Fly Ventures, a Berlin-based venture capital firm that invests in seed-stage startups in the European enterprise and deep tech space, has launched its third fund with €80 million. The company raised its last funding of 53 million euros in 2020.
The company targets technology founders and claims that Fund III was oversubscribed and raised in one closing. Meanwhile, the slight increase in fund size reflects the company's desire to operate as a boutique firm.
Matuschka told TechCrunch: More and more people are making this type of investment these days, but our strategy is to make this type of investment 2-3 years in advance, before anyone else cares. ”

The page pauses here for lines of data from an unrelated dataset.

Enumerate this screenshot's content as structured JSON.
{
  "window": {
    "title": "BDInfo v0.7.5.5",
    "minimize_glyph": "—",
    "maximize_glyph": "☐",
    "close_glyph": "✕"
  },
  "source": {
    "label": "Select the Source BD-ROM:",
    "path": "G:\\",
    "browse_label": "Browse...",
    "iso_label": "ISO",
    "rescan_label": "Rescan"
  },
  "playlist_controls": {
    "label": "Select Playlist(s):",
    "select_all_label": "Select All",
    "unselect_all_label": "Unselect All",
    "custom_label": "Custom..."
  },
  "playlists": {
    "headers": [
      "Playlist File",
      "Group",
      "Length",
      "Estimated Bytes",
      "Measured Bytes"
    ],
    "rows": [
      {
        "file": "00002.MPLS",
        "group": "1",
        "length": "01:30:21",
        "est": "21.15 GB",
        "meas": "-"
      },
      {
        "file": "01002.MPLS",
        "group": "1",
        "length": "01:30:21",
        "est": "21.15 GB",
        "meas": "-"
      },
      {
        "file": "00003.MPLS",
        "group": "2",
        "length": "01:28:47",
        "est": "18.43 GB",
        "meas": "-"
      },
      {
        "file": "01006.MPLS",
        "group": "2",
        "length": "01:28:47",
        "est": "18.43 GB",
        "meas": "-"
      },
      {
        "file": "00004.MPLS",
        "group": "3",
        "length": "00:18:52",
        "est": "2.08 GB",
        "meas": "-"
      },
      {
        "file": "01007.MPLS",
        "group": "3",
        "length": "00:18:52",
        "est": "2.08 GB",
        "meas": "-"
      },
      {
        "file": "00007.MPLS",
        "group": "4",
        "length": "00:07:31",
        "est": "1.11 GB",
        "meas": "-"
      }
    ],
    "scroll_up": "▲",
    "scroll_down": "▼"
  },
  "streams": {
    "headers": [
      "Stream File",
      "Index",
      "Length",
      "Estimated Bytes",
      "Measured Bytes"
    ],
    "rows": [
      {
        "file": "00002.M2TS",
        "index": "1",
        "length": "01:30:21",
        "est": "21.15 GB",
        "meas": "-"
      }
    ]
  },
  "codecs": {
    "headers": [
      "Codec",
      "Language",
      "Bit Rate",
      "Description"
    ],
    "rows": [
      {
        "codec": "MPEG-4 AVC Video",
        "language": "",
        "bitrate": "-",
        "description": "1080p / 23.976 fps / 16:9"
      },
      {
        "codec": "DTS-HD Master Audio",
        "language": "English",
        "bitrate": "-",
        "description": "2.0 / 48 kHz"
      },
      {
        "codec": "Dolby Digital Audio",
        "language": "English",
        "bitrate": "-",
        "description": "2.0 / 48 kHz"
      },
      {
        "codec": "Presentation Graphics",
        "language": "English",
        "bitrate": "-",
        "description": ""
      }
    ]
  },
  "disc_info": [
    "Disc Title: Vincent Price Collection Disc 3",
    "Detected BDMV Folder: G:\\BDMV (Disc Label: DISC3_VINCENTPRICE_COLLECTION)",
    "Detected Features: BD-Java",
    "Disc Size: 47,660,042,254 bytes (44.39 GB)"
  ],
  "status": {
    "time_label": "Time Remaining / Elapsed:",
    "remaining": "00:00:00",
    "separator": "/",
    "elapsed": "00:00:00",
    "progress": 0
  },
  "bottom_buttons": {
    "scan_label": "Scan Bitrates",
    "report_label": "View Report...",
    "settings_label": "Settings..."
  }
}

Founded by Gabriel Matuschka and Fredrik Bergenlid, Fly Ventures invests €1 million to €4 million in rounds of €2 million to €10 million in the founding phase.
The company, led by Matt Wichrowski, Marie Brayer, Bergenlid and Matuschka, operates on an equal GP model with four partners spread across Berlin, London, Paris and Zurich.
“For Berlin/London, I think it's a plus for Munich in particular, because you can cover Munich from Berlin. And when it comes to more technical stuff, Munich tends to be a little bit stronger. But you have to do Germany and the UK. And I think in the last four years or so, Paris has also really accelerated on a more technical level. That's why we added Marie, who is based in Paris.” said.
Bergenlid previously worked at Google developing Google Assistant, and Matuschka previously founded travel shopping club TripHunter, which was acquired by brands4friends and is now owned by eBay.
So far, AI accounts for about 45% of Fly's investments, with vertical applications and industrial technology accounting for 35% and development tools/infrastructure accounting for 20%.
The company's portfolio includes clinical trial marketplace Inato, anti-money laundering startup Salv, and cybersecurity startup GitGuardian.
Another company, Wayve, recently raised $1.05 billion in a Series C round led by SoftBank to advance autonomous driving through self-learning technology.
It also invested in Lakera, a Zurich-based startup aimed at protecting companies from LLM vulnerabilities, and Orbital Materials, a UK-based company developing fundamental models for materials science. I am.